O que o jornal não contou é que havia uma carta!

No saguão do aeroporto, eu esperava o Milton Ribeiro que prometera vir de Porto Alegre. Minha atenção foi atraída por um moço a gritar:
- Polícia!
Carregava um saco plástico transparente. Dentro havia um vidro daqueles de boca larga, de guardar biscoito de polvilho. Lá em casa tem vários desses, pensei.

Aproximei-me e distingui o que me pareceu uma peça anatômica. Identifiquei-me como psiquiatra e pedi às pessoas se afastarem um pouco para que pudesse socorrer o moço em crise de histeria.
Foi logo dizendo:
- Dr., toma isso aqui, não aguento nem ver sangue, quanto mais um coração ainda fresco!
- Acalme-se, deve ser doação para transplante. Sou médico e vou levá-lo para o Hospital das Clínicas.

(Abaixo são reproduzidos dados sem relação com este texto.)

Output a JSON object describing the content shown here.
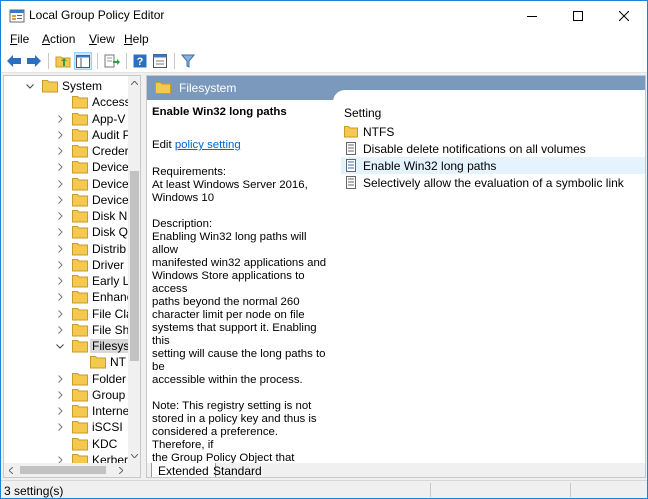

Havia um envelope junto ao recipiente e não hesitei em surrupiá-lo, despistadamente. Pensei: "deve ser a explicação".
Aos seguranças apontei o moço:
- O pacote é dele. Eu vi quando saiu do sanitário masculino.
Levaram-no para a Administração, acho.

Quanto a mim, saí de fininho. Longe de todos, li:

"Se você achou este vidro contendo um coração, não o jogue fora. É o meu. Durante meses amei uma pessoa linda, maravilhosa, alegre e radiante. Ela não me conhecia, mas eu descobri onde morava. Toda manhã estava no mesmo ponto em que ela tomava o ônibus para o centro. Talvez nem me enxergasse, nunca respondeu a um Bom dia! sequer. Pensava nela durante o trabalho, o dia inteiro. Ensaiei muitas vezes chegar perto, identificar-me e declarar meu amor, mas não consegui. Imaginava: Olha, moça, não te conheço, mas quero te dizer que meu coração te pertence. Eu te amo!

De repente, ela sumiu.
Hoje cedo, vi a aliança em sua mão esquerda. Concluí que se casara, deve ter viajado para lua-de-mel e, agora, voltou. Fui traído covardemente!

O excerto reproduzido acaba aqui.